In those two last examples, the model is quite certain that the right label is contradiction. Moreover, it has to be specified that the loaded model is our best performing model on SNLI and SentEVal with an accuracy approximating 85% on both tasks. 

The first thing that I did is comparing the typical sentences of the SNLI dataset with the premises and hypothesis provided. One could say that the premises of the SNLi dataset tend to be longer and more detailed but some examples match the length of the two provided sentences.

One reason why the model fail could be the negation of the premises' subjects. In both hypothesis, the following "Nobody" and "No cat" are employed as the subject of the sentence. It could be that the model associates negation with contradiction and thus predict the wrong label.

To experiment and see if that is the reason, I modified the last example

In [50]:
premise_2 = "A man is walking a dog"
hypothesis_2 = "A cat is outside"

import nltk
import json

# First we tokenize the sentences
premise_2 = nltk.tokenize.word_tokenize(premise_2)
hypothesis_2 = nltk.tokenize.word_tokenize(hypothesis_2)

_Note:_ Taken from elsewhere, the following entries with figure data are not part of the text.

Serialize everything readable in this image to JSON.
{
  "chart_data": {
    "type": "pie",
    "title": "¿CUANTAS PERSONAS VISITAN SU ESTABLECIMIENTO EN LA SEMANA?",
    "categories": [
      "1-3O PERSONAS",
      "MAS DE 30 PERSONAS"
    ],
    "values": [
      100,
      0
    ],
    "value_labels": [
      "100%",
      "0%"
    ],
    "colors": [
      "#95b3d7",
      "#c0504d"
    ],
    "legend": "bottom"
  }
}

#Then we lowercase all the tokens
premise_2 = [words.lower() for words in premise_2]
hypothesis_2 = [words.lower() for words in hypothesis_2]

# We load the vocabulary
with open("data/data.json", 'r') as file:
    vocab = json.load(file)

from data import prepare_example

#This function will assign indexes to token, so that they are recognizes by the embedding table that was used to train the model.
premise_2 = prepare_example(premise_2, vocab)
hypothesis_2 = prepare_example(hypothesis_2, vocab)

In [51]:
import torch.nn as nn

softmax = nn.Softmax(dim = 1)

print("For premise_2 and hypothesis_2, model predicts : ")
print(softmax(model(premise_2, hypothesis_2)))

For premise_2 and hypothesis_2, model predicts : 
tensor([[0.1744, 0.8138, 0.0118]], device='cuda:0', grad_fn=<SoftmaxBackward0>)


The model still predicts contradiction even without negation. For this particular sentence, I also thought of the fact that cat and dog are close in the embedding space and might be used to being opposite, hence the contradiction. I then tried the sentences "No crocodile is outside" and " A crocodile is outside" as hypothesis but both are predicted as a contradiction. I did the same experiences with the first set of sentences, replacing "Nobody" by "A women" or "No women" and all examples lead to contradiction. 

OIn a large majority of the dataset examples, the subject of the hypothesis is either directly refered by the same word as in the premise, or refered by a "similar" word, as "old guy" could be refered by "man". However, the subjects in the given hypothesis here do not appear in the premises, which is an uncommun sentence structure. that might be the reason why the model fails.